KUALA LUMPUR (June 22): The FBM KLCI clawed back into positive territory at the midday break amid some choppy trade, while MQ Technology Bhd (MQ Tech) hogged the limelight in the morning session today, becoming the new proxy for the rubber glove stock rally.
In a bourse filing last Friday in response to a news report published by The New Straits Times that MQ Tech was a front runner, alongside Top Glove Corp Bhd, to acquire Latexx Partners, the loss-making company said it had the intention to acquire the glove manufacturer.
At 12.30pm, the KLCI had gained 1.59 points to 1,508.85. The index earlier slipped to a low of 1,502.64.
Losers led gainers by 304 to 300, while 630 counters traded unchanged.
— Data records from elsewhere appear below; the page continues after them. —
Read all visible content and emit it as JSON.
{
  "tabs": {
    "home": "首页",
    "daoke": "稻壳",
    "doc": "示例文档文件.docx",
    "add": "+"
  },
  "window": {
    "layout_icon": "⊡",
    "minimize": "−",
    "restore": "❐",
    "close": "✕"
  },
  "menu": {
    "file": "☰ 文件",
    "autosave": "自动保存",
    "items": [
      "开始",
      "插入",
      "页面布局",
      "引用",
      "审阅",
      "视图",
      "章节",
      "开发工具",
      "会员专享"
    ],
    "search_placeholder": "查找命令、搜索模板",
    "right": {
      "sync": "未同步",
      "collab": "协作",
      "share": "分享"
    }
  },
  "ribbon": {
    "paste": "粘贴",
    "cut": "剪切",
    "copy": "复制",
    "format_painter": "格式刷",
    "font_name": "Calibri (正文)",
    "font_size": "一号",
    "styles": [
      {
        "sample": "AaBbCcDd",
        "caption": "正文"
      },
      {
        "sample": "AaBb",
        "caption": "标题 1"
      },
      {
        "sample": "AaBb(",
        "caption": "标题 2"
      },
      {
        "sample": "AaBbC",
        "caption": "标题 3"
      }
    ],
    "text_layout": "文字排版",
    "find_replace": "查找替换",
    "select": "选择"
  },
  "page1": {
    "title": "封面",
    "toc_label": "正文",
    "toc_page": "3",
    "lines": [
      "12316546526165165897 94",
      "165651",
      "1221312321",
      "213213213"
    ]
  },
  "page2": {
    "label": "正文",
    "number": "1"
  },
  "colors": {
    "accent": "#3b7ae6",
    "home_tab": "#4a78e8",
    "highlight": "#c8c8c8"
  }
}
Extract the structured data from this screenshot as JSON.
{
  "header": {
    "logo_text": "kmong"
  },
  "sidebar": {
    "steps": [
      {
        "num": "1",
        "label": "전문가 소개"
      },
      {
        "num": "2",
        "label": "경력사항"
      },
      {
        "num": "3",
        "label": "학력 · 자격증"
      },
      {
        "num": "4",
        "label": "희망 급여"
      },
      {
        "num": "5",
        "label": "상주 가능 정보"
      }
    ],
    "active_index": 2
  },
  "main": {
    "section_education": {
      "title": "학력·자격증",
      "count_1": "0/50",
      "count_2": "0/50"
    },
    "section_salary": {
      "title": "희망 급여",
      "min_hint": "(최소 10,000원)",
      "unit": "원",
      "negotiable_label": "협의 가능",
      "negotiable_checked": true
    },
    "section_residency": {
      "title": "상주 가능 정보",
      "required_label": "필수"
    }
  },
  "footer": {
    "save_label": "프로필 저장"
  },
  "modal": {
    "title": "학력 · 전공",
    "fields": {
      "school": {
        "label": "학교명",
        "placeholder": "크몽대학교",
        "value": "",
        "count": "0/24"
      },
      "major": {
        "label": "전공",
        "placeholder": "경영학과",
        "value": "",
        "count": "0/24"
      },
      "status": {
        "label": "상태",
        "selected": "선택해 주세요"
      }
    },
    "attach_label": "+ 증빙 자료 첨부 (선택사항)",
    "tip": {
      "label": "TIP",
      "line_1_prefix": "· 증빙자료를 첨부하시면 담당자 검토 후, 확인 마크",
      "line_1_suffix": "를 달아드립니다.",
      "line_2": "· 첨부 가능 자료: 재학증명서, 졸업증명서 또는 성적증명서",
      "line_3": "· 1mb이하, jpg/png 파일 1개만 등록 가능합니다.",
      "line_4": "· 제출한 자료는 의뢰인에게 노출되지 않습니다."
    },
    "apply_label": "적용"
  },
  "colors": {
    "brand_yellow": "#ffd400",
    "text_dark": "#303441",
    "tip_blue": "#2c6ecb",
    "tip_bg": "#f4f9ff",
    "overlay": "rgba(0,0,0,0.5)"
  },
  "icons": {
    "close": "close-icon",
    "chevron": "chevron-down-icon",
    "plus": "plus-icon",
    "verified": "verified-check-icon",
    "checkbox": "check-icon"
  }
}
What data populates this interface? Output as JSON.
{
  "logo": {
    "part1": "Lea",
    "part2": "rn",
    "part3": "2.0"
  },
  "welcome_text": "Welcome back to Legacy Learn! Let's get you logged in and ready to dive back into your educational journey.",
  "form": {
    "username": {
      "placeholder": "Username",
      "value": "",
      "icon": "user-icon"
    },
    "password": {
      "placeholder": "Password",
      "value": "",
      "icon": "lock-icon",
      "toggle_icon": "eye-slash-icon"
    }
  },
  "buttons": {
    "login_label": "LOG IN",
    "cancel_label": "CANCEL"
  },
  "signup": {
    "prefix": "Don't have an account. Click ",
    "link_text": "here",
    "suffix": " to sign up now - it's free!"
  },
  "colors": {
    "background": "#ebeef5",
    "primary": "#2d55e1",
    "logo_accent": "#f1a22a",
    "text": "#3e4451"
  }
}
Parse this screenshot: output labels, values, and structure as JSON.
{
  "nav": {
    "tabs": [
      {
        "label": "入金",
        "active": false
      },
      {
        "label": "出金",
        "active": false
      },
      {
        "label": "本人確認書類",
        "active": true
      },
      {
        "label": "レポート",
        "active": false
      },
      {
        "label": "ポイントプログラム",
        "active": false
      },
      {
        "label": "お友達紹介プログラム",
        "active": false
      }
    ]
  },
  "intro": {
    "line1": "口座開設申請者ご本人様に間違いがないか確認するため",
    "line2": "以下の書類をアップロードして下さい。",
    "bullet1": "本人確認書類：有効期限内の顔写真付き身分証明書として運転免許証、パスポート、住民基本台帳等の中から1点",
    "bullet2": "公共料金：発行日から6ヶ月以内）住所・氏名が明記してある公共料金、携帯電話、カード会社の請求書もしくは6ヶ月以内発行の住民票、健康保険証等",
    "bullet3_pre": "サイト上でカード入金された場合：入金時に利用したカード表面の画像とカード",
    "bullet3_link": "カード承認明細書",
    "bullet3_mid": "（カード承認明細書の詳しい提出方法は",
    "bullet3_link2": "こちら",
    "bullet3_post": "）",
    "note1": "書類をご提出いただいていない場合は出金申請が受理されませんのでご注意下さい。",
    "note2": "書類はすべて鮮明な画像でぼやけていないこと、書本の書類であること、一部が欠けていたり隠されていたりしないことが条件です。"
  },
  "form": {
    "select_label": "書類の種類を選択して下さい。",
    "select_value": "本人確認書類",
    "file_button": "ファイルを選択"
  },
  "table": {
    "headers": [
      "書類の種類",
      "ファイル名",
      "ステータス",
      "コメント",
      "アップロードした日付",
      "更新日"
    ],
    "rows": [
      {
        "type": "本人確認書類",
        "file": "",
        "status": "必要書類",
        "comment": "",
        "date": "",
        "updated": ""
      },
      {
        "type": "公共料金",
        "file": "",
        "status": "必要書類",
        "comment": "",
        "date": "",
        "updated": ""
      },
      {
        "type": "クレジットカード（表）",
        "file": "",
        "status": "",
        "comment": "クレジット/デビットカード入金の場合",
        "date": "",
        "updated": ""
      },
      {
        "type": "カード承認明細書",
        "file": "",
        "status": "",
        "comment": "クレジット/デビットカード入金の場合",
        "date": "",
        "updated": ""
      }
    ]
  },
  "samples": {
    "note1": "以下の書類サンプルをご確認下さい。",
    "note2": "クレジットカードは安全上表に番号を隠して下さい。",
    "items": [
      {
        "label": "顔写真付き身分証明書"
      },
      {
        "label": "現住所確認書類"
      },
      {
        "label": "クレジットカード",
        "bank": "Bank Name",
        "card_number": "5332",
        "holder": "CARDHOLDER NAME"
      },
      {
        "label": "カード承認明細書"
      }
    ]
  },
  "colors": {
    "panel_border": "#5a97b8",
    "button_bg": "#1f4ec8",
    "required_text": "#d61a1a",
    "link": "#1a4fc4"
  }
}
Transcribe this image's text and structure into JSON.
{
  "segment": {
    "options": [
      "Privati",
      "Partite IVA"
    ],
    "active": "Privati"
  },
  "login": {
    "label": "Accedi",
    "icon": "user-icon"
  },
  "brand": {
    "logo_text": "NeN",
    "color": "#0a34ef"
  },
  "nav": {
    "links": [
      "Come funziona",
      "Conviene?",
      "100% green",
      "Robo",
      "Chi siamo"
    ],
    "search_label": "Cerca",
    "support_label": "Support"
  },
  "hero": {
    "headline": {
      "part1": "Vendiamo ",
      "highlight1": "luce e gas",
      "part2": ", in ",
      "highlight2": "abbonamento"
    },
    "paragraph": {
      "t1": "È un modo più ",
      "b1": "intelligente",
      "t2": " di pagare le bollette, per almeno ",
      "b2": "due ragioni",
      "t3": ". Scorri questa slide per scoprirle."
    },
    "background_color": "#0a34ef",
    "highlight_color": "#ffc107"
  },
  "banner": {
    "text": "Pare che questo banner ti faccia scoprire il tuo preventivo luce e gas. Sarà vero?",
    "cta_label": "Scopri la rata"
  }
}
Trading volume was 3.38 billion shares valued at RM1.7 billion.
The gainers included BLD Plantation Bhd, Nestle (Malaysia) Bhd, Supermax Corp Bhd, Telekom Malaysia Bhd (TM), Top Glove, Dutch Lady Milk Industries Bhd and Comfort Gloves Bhd.
The actives included MQ Tech, Key Alliance Group Bhd, Minetech Resources Bhd, Green Packet Bhd, Permaju Industries Bhd, Iris Corp Bhd and mTouche Technology Bhd.
The decliners included Allianz Malaysia Bhd, QL Resources Bhd, British American Tobacco (Malaysia) Bhd, Fraser & Neave Holdings Bhd, LPI Capital Bhd, Oriental Holdings Bhd, BIMB Holdings Bhd, G3 Global Bhd and Batu Kawan Bhd.
Reuters said US stock futures erased losses and Asian stocks held flat today, trying to shake off worries that rising Covid-19 cases in the US could scupper a quick economic rebound from the massive downturn triggered by the pandemic.
US S&P 500 futures rose 0.4%, having erased early losses of 1.05%, while Japan's Nikkei also eked out gains of 0.1%, similarly recovering from early losses, it said.
Kenanga Research said that last Friday, Asian stock markets ended mostly higher in spite of rising concerns surrounding the possibility of a second wave of Covid-19 infections.
It said back home, the KLCI rose 2.35 points (+0.16%) to finish at 1,507.26.
“Following the formation of a 'golden cross', the index managed to close the gap that was opened during the mid-March market meltdown, which sees it now trading above all of its key SMAs (simple moving averages).
“On the chart, our support levels are identified at 1,450 (S1) and 1,410 (S2).
“On the upside, our resistance levels are at 1,530 (R1) and 1,590 (R2),” it said.